Wisconsin water utility revives aging well through reconstruction
When turning on a faucet, it’s expected that clear water should flow readily into a waiting glass, but, for many communities, this isn’t always the case.
To make sure the Madison, Wis., city water supply did not become one of those communities, Madison Water Utility (MWU) began the East Side Water Supply (ESWS) Project in 2010 to study and recommend infrastructure improvements to the city’s water system. At the study’s conclusion, Well No. 7 was found to be in need of an upgrade.
With assistance from Madison Wis.-based engineering firm Strand Associates, Inc. and architectural design firm Potter Lawson, MWU set about reconstructing the well. Project goals included: improving water quality, restoring the facility to full capacity, and blending the new structure into the well-established community aesthetics.
Constructed in 1939 as a Works Progress Administration (WPA) project, Well No. 7 provides water to more than 10,000 Madison residents. The water, however, contained elevated levels of manganese and iron, which resulted in colored water events and customer complaints.
To mitigate this, the team designed a high-rate pyrolusite filter system. Chlorine is introduced prior to filtration to serve as an oxidant to remove the iron and manganese and as a disinfectant. Chlorinated water is pumped to the pressure filter and the pyrolusite media adsorbs any contaminants.

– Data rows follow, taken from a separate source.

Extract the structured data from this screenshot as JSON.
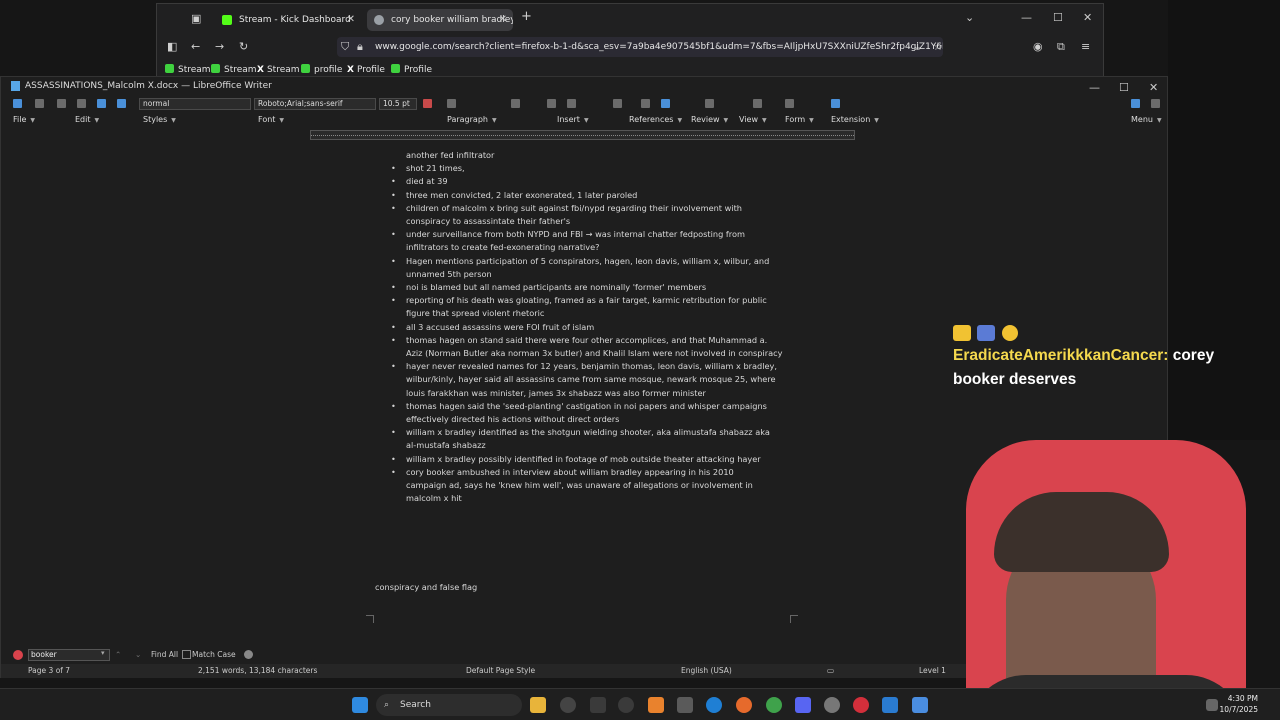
{
  "firefox": {
    "tabs": [
      {
        "title": "Stream - Kick Dashboard",
        "favicon_color": "#53fc18",
        "active": false
      },
      {
        "title": "cory booker william bradley - G",
        "favicon_color": "#9aa0a6",
        "active": true
      }
    ],
    "new_tab": "+",
    "url": "www.google.com/search?client=firefox-b-1-d&sca_esv=7a9ba4e907545bf1&udm=7&fbs=AIljpHxU7SXXniUZfeShr2fp4giZ1Y6NJ25",
    "bookmarks": [
      {
        "label": "Stream",
        "type": "kick"
      },
      {
        "label": "Stream",
        "type": "kick"
      },
      {
        "label": "Stream",
        "type": "x"
      },
      {
        "label": "profile",
        "type": "kick"
      },
      {
        "label": "Profile",
        "type": "x"
      },
      {
        "label": "Profile",
        "type": "kick"
      }
    ]
  },
  "writer": {
    "title": "ASSASSINATIONS_Malcolm X.docx — LibreOffice Writer",
    "toolbar": {
      "style": "normal",
      "font": "Roboto;Arial;sans-serif",
      "size": "10.5 pt"
    },
    "menu": [
      "File",
      "Edit",
      "Styles",
      "Font",
      "Paragraph",
      "Insert",
      "References",
      "Review",
      "View",
      "Form",
      "Extension",
      "Menu"
    ],
    "doc_lines": [
      {
        "text": "another fed infiltrator",
        "bullet": false
      },
      {
        "text": "shot 21 times,",
        "bullet": true
      },
      {
        "text": "died at 39",
        "bullet": true
      },
      {
        "text": "three men convicted, 2 later exonerated, 1 later paroled",
        "bullet": true
      },
      {
        "text": "children of malcolm x bring suit against fbi/nypd regarding their involvement with",
        "bullet": true
      },
      {
        "text": "conspiracy to assassintate their father's",
        "bullet": false
      },
      {
        "text": "under surveillance from both NYPD and FBI → was internal chatter fedposting from",
        "bullet": true
      },
      {
        "text": "infiltrators to create fed-exonerating narrative?",
        "bullet": false
      },
      {
        "text": "Hagen mentions participation of 5 conspirators, hagen, leon davis, william x, wilbur, and",
        "bullet": true
      },
      {
        "text": "unnamed 5th person",
        "bullet": false
      },
      {
        "text": "noi is blamed but all named participants are nominally 'former' members",
        "bullet": true
      },
      {
        "text": "reporting of his death was gloating, framed as a fair target, karmic retribution for public",
        "bullet": true
      },
      {
        "text": "figure that spread violent rhetoric",
        "bullet": false
      },
      {
        "text": "all 3 accused assassins were FOI fruit of islam",
        "bullet": true
      },
      {
        "text": "thomas hagen on stand said there were four other accomplices, and that Muhammad a.",
        "bullet": true
      },
      {
        "text": "Aziz (Norman Butler aka norman 3x butler) and Khalil Islam were not involved in conspiracy",
        "bullet": false
      },
      {
        "text": "hayer never revealed names for 12 years, benjamin thomas, leon davis, william x bradley,",
        "bullet": true
      },
      {
        "text": "wilbur/kinly, hayer said all assassins came from same mosque, newark mosque 25, where",
        "bullet": false
      },
      {
        "text": "louis farakkhan was minister, james 3x shabazz was also former minister",
        "bullet": false
      },
      {
        "text": "thomas hagen said the 'seed-planting' castigation in noi papers and whisper campaigns",
        "bullet": true
      },
      {
        "text": "effectively directed his actions without direct orders",
        "bullet": false
      },
      {
        "text": "william x bradley identified as the shotgun wielding shooter, aka alimustafa shabazz aka",
        "bullet": true
      },
      {
        "text": "al-mustafa shabazz",
        "bullet": false
      },
      {
        "text": "william x bradley possibly identified in footage of mob outside theater attacking hayer",
        "bullet": true
      },
      {
        "text": "cory booker ambushed in interview about william bradley appearing in his 2010",
        "bullet": true
      },
      {
        "text": "campaign ad, says he 'knew him well', was unaware of allegations or involvement in",
        "bullet": false
      },
      {
        "text": "malcolm x hit",
        "bullet": false
      }
    ],
    "paragraph": "conspiracy and false flag",
    "find": {
      "query": "booker",
      "find_all": "Find All",
      "match_case": "Match Case"
    },
    "status": {
      "page": "Page 3 of 7",
      "words": "2,151 words, 13,184 characters",
      "page_style": "Default Page Style",
      "language": "English (USA)",
      "level": "Level 1"
    }
  },
  "chat": {
    "user": "EradicateAmerikkkanCancer:",
    "message": "corey booker deserves"
  },
  "taskbar": {
    "search": "Search",
    "time": "4:30 PM",
    "date": "10/7/2025"
  }
}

Following the pyrolusite media bed, the treated water is fluoridated and flows to a new 500,000-gallon reservoir. The filters are then backwashed. Each backwash requires 30,000 gallons of water, of which 95 percent is recycled. To achieve this, the backwash waste is allowed to settle; then a custom floating skimmer “skims” off the water and recycles it to the filters.
To soften the structure’s visual impact, the team varied the heights of the facility and incorporated stone from the original structure’s exterior. A wall panel of recycled exterior stone with the original WPA plaque was also installed.
“The new structure has been described as the best looking water facility in the city….best of all, we have heard that the water tastes better,” says Al Larson, MWU’s principal engineer. “MWU now has a facility that will provide excellent service to the drinking water system for decades to come.”